His freshly baked breads include pumpernickel and European rye, either with or without seeds. Sweet stuff comes in the shape of pretty little glazed fruit tarts, mini lemon-meringue pies, donuts and more. Cichowski’s breakfast pastry options are especially strong, with excellent butter croissants and other more savory versions such as ham and cheese. They have recently expanded their offerings to include sandwiches, along with
hand-dipped caramels and other candies. The expansion complements the bakery’s evolution, as the casual and welcoming space has steadily filled up with cases and wares as their busi-
ness grows.

For Mardi Gras, look for their King Cakes, with filled versions including praline, raspberry and apple. They also do custom birthday and wedding cakes. “Most wedding cakes are really pretty but people don’t want to eat them,” says Donohue. “These both look and taste fabulous.”

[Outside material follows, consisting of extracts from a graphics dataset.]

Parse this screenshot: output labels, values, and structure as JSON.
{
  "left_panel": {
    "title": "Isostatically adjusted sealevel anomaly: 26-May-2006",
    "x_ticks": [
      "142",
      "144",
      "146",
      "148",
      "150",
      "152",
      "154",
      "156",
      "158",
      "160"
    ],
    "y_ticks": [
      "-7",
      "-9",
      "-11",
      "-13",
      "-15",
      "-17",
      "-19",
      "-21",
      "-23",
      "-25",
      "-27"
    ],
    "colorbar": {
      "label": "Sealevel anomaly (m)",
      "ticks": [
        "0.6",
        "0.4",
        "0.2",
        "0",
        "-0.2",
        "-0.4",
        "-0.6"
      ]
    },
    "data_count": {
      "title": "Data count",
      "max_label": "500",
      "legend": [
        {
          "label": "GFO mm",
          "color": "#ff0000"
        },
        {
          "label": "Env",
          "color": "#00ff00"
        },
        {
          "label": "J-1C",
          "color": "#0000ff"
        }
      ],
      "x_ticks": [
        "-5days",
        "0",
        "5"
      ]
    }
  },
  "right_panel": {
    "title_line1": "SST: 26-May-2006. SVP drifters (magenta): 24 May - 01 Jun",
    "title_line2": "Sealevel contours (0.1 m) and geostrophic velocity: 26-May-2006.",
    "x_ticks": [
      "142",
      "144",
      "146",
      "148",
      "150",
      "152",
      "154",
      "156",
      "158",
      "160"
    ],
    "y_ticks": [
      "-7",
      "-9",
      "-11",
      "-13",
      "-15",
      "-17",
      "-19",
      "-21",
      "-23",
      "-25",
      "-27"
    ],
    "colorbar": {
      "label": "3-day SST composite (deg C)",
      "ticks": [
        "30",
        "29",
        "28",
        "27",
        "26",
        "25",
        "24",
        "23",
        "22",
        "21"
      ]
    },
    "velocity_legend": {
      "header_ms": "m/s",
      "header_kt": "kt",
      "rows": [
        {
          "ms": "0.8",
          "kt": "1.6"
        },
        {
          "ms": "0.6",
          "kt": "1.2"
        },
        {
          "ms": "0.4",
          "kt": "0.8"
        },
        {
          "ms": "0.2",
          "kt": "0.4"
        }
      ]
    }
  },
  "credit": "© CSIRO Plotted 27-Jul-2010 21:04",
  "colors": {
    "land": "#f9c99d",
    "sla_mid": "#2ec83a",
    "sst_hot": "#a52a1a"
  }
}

If you’re seeking cakes and chocolates, pay Bittersweet Confections a visit. Owner and pastry chef Cheryl Scripter has been hand-rolling a decadent assemblage of truffles since she opened her doors, fittingly enough, on Valentine’s Day, 2008. In her cozy shop you can sit and snack as you watch her and her assistants at work, turning out themed offerings such as the four-piece Royal Street truffle collection, featuring ganaches flavored with 74 percent über-dark chocolate, ginger, Indian Chai and Earl Grey tea. Each truffle is finished with a signature garnish such as an intensely concentrated raspberry or dark cocoa powder. Other truffle flavors include drunken pear, crème brûlée and Meyer lemon. For Valentine’s Day, guys should remember her Martini Glasses filled with chocolates. “The presentation is really pretty,” Scripter says. “Also, I like to do long-stem chocolate-dipped strawberries, depending on availability from local farmers.”